В этих хлопотах они едва успевали искать и находить друг друга.
– Ну, здравствуй, – говорил он. – Ты моя?
– Твоя – отвечала она. – Навсегда.
Горечь всего, что они пережили, стала волшебной глубиной их страсти, близости на расстоянии и в плотном контакте. В таком сладком и бесконечном контакте.
Берта вновь научилась вдыхать полной грудью, без всхлипа. Все забывается, думала она. Все самое невероятное и безумное имеет конец.
Но однажды она читала Юре смешную книжку, они вместе хохотали. Берта вытирала слезы, закрывала лицо руками. И вдруг в тайне закрытых от смеха век она встретила совершенно чужой взгляд. Кто-то смотрел ей в лицо, кто-то говорил ей, что ничего не закончилось. Что будет продолжение. И вновь этот озноб и ощущение, что она под прицелом, что куда бы она ни поехала, ни пошла, ей не покинуть просматриваемую территорию идеи сумасшедшего Бадаева. Что идея по-прежнему жива, что она в еще более сумасшедших руках.

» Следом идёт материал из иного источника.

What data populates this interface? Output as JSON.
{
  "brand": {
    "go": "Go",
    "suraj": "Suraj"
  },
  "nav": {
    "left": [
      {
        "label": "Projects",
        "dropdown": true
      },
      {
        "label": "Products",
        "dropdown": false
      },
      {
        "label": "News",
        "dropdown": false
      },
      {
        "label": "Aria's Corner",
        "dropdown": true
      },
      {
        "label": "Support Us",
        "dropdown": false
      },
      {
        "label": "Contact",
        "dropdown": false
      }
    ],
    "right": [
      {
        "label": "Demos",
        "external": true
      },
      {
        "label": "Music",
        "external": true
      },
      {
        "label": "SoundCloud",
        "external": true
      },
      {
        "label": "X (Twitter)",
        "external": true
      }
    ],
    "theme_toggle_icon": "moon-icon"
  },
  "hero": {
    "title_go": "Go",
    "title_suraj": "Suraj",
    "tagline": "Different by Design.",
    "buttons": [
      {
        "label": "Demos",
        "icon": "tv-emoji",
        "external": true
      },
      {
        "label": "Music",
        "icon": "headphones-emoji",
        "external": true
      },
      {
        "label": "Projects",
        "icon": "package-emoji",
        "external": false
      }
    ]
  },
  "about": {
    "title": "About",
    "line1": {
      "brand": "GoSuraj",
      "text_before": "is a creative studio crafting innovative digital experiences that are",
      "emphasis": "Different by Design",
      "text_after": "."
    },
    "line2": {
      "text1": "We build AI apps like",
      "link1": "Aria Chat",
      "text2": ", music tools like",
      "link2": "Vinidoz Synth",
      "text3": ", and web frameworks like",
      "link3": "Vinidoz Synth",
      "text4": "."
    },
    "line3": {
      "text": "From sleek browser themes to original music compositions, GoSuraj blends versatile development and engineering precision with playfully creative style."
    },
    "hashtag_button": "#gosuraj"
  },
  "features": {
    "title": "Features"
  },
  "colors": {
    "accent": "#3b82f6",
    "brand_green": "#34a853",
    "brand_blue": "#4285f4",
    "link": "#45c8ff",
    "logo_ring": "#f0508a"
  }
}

Берте удалось справиться с собой, она ничего не сказала Анатолию. На следующее утро поехала на работу очень рано, почти на рассвете, чтобы видеть как можно меньше людей, чтобы слышать только тишину и свои мысли. Она остановилась на светофоре и увидела перед собой растяжку. Обычный плакат о том, как беречь себя от инфекций. Но… то ли с нервами что-то не так, то ли не такой это плакат, как обычно. На нем – не добрый, улыбчивый врач типа Айболита с мытым яблоком в руках. На нем человек в костюме, шапочке и клеенчатом переднике хирурга. Взгляд суровый, как у воина. И смотрит он прямо на Берту. Она узнала эти глаза. Это они смотрели, как она смеется.
Глава пятая Счастье амины
Оперативник Земцова, который ездил в командировку в Таджикистан, восстановил там по доверенности Амины ее документы. И привез с ними заявление ее мужа в суд о том, чтобы их заочно развели. Он собрался жениться на ее младшей сестре. Он хотел опять семью без несчастья, хотел живых детей. А сестры так похожи. Но в одной нет напоминания о пережитой беде. Тем более Амина не хочет возвращаться домой. Амина прочитала, задрожала, убежала к себе. Она горько плакала всю ночь, а потом позвонила сестре и поздравила ее. Пожелала счастья, сказала, что любит.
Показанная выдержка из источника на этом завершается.